How might we save society from itself?

Well, believe it or not, a video game called Everything may hold the key to answering that question.

Everything is an immersive, interactive game with very little point. But what it does do – is offer the gamer a very unique perspective on reality and the unseen world around us. It’s like being plugged into a VR philosophy class given by Jim Morrison and animated by John Lasseter.

There is no point to the game and everybody’s game will end up being unique (which is a bit like life really). It gives you the ability to play God (without having to get a medical degree or being voted into the White House).

Here’s the 10 minute long game trailer, voiced by none other than Alan Watts.

Not too long ago, we were speaking on radio about the urgent need for children to be allowed to free their imaginations.

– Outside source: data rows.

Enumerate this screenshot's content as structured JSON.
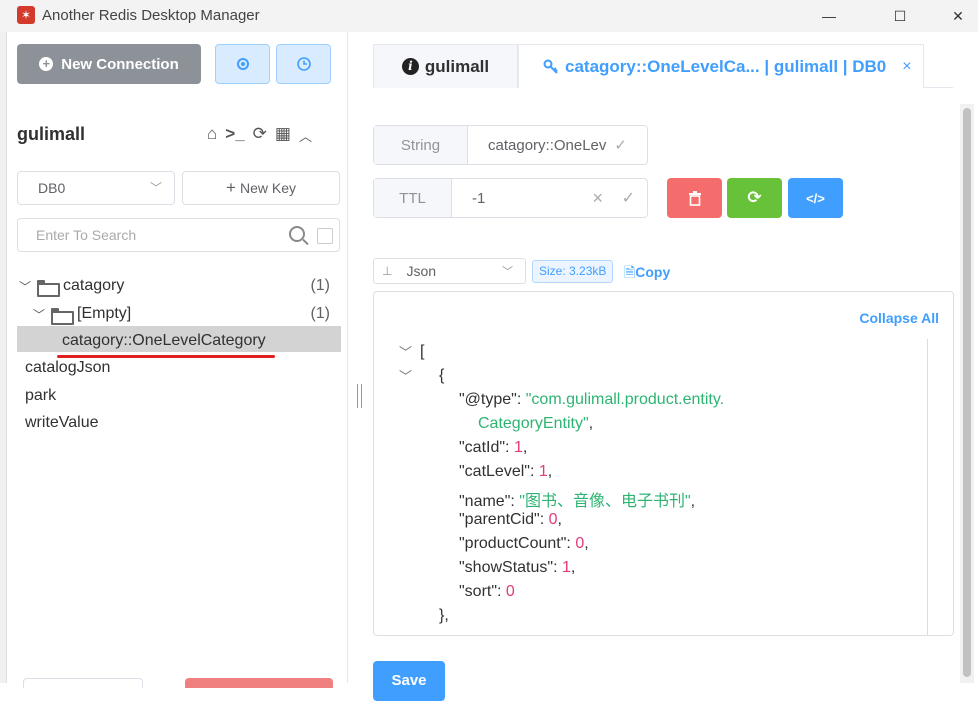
{
  "window": {
    "title": "Another Redis Desktop Manager",
    "minimize": "—",
    "maximize": "☐",
    "close": "✕"
  },
  "sidebar": {
    "new_connection_label": "New Connection",
    "connection_name": "gulimall",
    "db_select": "DB0",
    "new_key_label": "New Key",
    "search_placeholder": "Enter To Search",
    "tree": [
      {
        "label": "catagory",
        "count": "(1)"
      },
      {
        "label": "[Empty]",
        "count": "(1)"
      },
      {
        "label": "catagory::OneLevelCategory"
      },
      {
        "label": "catalogJson"
      },
      {
        "label": "park"
      },
      {
        "label": "writeValue"
      }
    ]
  },
  "tabs": {
    "info_label": "gulimall",
    "key_label": "catagory::OneLevelCa... | gulimall | DB0",
    "close": "×"
  },
  "key_detail": {
    "type_label": "String",
    "key_value": "catagory::OneLev",
    "ttl_label": "TTL",
    "ttl_value": "-1",
    "format": "Json",
    "size_badge": "Size: 3.23kB",
    "copy_label": "Copy",
    "collapse_all_label": "Collapse All",
    "save_label": "Save"
  },
  "json": {
    "open_bracket": "[",
    "open_brace": "{",
    "close_brace": "},",
    "type_key": "\"@type\"",
    "type_val_1": "\"com.gulimall.product.entity.",
    "type_val_2": "CategoryEntity\"",
    "catId_key": "\"catId\"",
    "catId_val": "1",
    "catLevel_key": "\"catLevel\"",
    "catLevel_val": "1",
    "name_key": "\"name\"",
    "name_val": "\"图书、音像、电子书刊\"",
    "parentCid_key": "\"parentCid\"",
    "parentCid_val": "0",
    "productCount_key": "\"productCount\"",
    "productCount_val": "0",
    "showStatus_key": "\"showStatus\"",
    "showStatus_val": "1",
    "sort_key": "\"sort\"",
    "sort_val": "0"
  },
  "colors": {
    "primary": "#409eff",
    "danger": "#f56c6c",
    "success": "#67c23a",
    "json_string": "#2db472",
    "json_number": "#e03c7a"
  }
}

Yes – learning to code is important in an age where artificial intelligence and robotics are set to be the dominant forces of the universe over the next 50 years, but the ability to code without the capability to imagine is like a blind man owning a telescope.

This game is an excellent example of how games can help facilitate that imagination perspective. At the same time it also subtly teaches system thinking and complexity theory, which in almost every classroom in the world – is a non-existent, urgently needed thinking tool.

As a game however, it’s no Call of Duty Black Ops. Gamespot gives it a lukewarm 6/10. But what it does show is the power of games to help us reimagine alternatives to the restrictive ‘reality’ that we have been handed. It’s certainly a step in the right direction in that regard.